Des ingénieures inspirent les lycéennes de Bayeux

Le jeudi 4 décembre 2025, le lycée Arcisse de Caumont à Bayeux a accueilli cinq femmes ingénieures ou issue d’un métier technique dans le cadre de l'initiative nationale "Elles bougent pour l'Orientation". Cette 5e édition, qui se déroule du 1er au 5 décembre 2025, vise à promouvoir l'ingénierie et les métiers techniques auprès des jeunes filles partout en France. Chaque année, plus de 25 000 collégiennes et lycéennes participent à cet événement pour découvrir les choix d'orientation qui s'offrent à elles.

L'objectif de cette rencontre était clair : encourager les jeunes filles à oser les carrières scientifiques, notamment dans des secteurs où elles sont encore sous-représentées comme la cybersécurité, l'informatique ou le numérique. Deux groupes d'élèves de seconde générale et technologique, ainsi que de seconde MELEC, ont participé aux échanges.

Cinq parcours inspirants

De gauche à droite : les cinq intervenantes ainsi que la personne chargée d’assurer le relais au sein de l’association :

Laeticia Lecomte est ingénieure travaux principal du groupe Guintoli.

Clara Leprovost est ingénieure conductrice de travaux dans la société MGE du groupe Guintoli.

Aurore Binet travaille chez Eurovia en tant qu'animatrice QPE (qualité, prévention, environnement).

Natacha Pavis, relai de l'association Elles Bougent, travaille au recrutement chez Axians/Vinci Énergies.

Laura Rivoalan occupe le poste de responsable d'affaires chez Axians/Vinci Énergie.

Enfin, Inès Radi, également chez Axians/Vinci Énergie, est ingénieure et chargée commerciale.

Ces femmes exercent dans des domaines variés : travaux publics, génie civil, énergie et télécommunications.
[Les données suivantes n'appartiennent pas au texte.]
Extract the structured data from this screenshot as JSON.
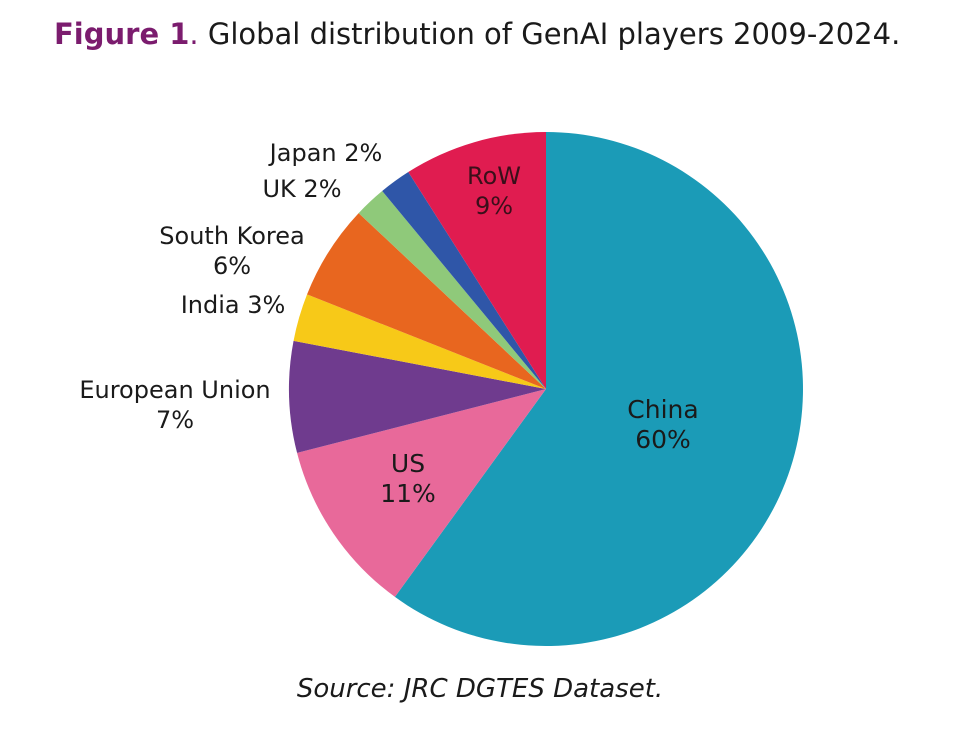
{
  "figure": {
    "label": "Figure 1",
    "title": "Global distribution of GenAI players 2009-2024."
  },
  "chart_data": {
    "type": "pie",
    "categories": [
      "China",
      "US",
      "European Union",
      "India",
      "South Korea",
      "UK",
      "Japan",
      "RoW"
    ],
    "values": [
      60,
      11,
      7,
      3,
      6,
      2,
      2,
      9
    ],
    "labels": [
      "60%",
      "11%",
      "7%",
      "3%",
      "6%",
      "2%",
      "2%",
      "9%"
    ],
    "colors": [
      "#1b9bb7",
      "#e8699a",
      "#6f3b8e",
      "#f7c918",
      "#e8661f",
      "#8fc97a",
      "#2f56a8",
      "#e01c50"
    ],
    "start": "12 o'clock",
    "direction": "clockwise"
  },
  "source": "Source: JRC DGTES Dataset."
}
Leurs parcours montrent qu'il existe de nombreuses possibilités dans les métiers techniques.

Un format d'échange dynamique

La matinée a débuté par 20 minutes de présentation de l'initiative et des intervenantes, suivies d'un quiz sur l'égalité femmes-hommes. Les élèves ont découvert des faits marquants : la mixité à l'école date de 1975, la première femme ingénieure en France a été diplômée en 1919, et 65 femmes ont obtenu le prix Nobel depuis 1901.

Ensuite, pendant une heure, les élèves ont participé à des tables rondes. Par petits groupes de 7 à 8, ils ont rencontré chaque intervenante pendant 15 minutes. Ce format a permis des échanges directs et personnalisés. Le dernier quart d'heure était consacré à une discussion en plénière et à la conclusion.

Les questions des élèves ont été nombreuses et variées : "Est-ce que vous pouvez évoluer dans votre métier ?", "Avez-vous déjà été confrontée au sexisme ?", "Pouvez-vous décrire votre journée type ?", "Peut-on lier vie professionnelle et vie familiale dans votre métier ?" Ces interrogations montrent la curiosité des jeunes et leur besoin de modèles féminins dans ces secteurs.

Des messages forts pour briser les stéréotypes

Les intervenantes ont transmis des messages encourageants aux élèves.

Aurore Binet a rappelé que "les métiers d'hommes ne sont pas que des métiers d'hommes, vous avez aussi votre place".

Clara Leprovost a souligné que "ce sont des métiers très masculins alors qu'il y a de la place pour les femmes".

Laura Rivoalan a insisté sur l'importance de la présence féminine : "C'est très important qu'il y ait des femmes, c'est une touche supplémentaire. Il ne faut pas avoir peur de ces métiers-là".

Inès Radi a particulièrement touché les élèves en partageant son propre parcours : "Il n'y a pas longtemps j'étais à votre place et les matières scientifiques n'étaient pas mon fort. Pourtant aujourd'hui mon travail est scientifique". Elle a conclu par un conseil essentiel : "Surtout, faites ce que vous avez envie de faire, croyez en vous".

Un bilan positif

(Premier groupe de la classe de seconde générale et technologique et MELEC (Métiers de l'électricité et de ses environnements connectés))

(Deuxième groupe de la classe de seconde générale et technologique)

Les retours des élèves ont été enthousiastes. "C'était intéressant ! On a appris plein de choses", a témoigné une élève. Ces rencontres permettent aux jeunes filles de se projeter dans des carrières scientifiques qu'elles n'auraient peut-être pas envisagées.

Dans un contexte où les femmes restent sous-représentées dans les filières scientifiques et techniques, ces initiatives sont essentielles. Elles brisent les stéréotypes de genre et ouvrent le champ des possibles. En montrant que les parcours scientifiques sont accessibles à toutes, quel que soit leur niveau initial, ces professionnelles inspirent la prochaine génération d'ingénieures.